Personal information
- Full name: Patrick Savage
- Date of birth: 19 November 1882
- Place of birth: Cowdenbeath, Scotland
- Date of death: 9 November 1969 (aged 86)
- Place of death: Cowdenbeath, Scotland
- Position(s): Goalkeeper

Senior career*
- Years: Team / Apps / (Gls)
- Cowdenbeath Athletic
- 1905–1908: Cowdenbeath / 4 / (0)
- 1908–1910: Dunfermline Athletic
- 1910–1911: Hearts of Beath
- 1911–1912: St Bernard's
- 1912–1914: King's Park
- 1914–1919: Cowdenbeath / 18 / (0)
- 1915: → Reading (guest)
- Hearts of Beath
- 1921–1922: St Bernard's / 2 / (0)

= Pat Savage =

Scottish footballer and trainer

Patrick Savage (19 November 1882 – 9 November 1969) was a Scottish professional footballer who played as a goalkeeper in the Scottish League for Cowdenbeath, Dunfermline Athletic and St Bernard's.

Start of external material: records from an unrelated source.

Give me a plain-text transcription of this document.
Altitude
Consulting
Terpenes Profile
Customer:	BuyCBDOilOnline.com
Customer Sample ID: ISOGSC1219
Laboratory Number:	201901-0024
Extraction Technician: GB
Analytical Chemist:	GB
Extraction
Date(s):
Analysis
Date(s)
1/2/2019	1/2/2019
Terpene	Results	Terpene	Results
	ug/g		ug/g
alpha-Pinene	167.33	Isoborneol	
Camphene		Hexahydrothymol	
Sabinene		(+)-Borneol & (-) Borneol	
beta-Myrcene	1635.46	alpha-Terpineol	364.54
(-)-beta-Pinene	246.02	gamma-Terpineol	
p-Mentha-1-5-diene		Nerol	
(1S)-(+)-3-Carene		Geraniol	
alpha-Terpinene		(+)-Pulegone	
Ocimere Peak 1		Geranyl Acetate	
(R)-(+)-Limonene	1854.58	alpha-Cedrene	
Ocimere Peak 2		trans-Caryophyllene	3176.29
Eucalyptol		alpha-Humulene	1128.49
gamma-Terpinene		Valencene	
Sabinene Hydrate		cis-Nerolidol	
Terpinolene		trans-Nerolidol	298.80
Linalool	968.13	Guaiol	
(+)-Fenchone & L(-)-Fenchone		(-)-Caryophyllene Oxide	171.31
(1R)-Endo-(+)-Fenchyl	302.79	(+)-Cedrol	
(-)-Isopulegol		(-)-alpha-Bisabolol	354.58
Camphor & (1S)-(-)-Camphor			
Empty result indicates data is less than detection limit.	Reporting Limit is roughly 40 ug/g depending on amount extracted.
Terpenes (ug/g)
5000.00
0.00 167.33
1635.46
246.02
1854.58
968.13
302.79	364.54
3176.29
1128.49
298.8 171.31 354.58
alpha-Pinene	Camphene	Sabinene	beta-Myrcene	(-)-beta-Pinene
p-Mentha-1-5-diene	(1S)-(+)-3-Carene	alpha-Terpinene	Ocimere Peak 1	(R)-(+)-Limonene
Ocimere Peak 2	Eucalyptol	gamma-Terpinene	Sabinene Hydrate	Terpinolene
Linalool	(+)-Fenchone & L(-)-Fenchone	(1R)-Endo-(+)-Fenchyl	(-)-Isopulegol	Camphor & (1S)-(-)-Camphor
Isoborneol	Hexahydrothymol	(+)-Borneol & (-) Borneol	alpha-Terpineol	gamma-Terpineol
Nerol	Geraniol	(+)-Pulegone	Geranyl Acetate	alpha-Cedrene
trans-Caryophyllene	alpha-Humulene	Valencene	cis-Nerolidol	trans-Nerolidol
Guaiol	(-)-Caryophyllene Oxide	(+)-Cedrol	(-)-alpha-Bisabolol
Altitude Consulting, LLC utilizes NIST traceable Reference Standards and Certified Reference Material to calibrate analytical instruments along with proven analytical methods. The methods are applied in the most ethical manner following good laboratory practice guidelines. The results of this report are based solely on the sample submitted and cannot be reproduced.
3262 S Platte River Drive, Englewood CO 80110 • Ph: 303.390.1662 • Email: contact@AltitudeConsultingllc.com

He also served as assistant trainer at King's Park.

== Personal life ==
Savage worked as a miner and his uncle James also played football as a full back for Cowdenbeath. In 1915, during the first 12 months of the First World War, he enlisted in the Fife and Forfar Yeomanry and his battalion would later become a member of the Black Watch. Savage saw action during the Mesopotamian campaign and on the Western Front. After the war, he returned to work as a miner and later as a barman.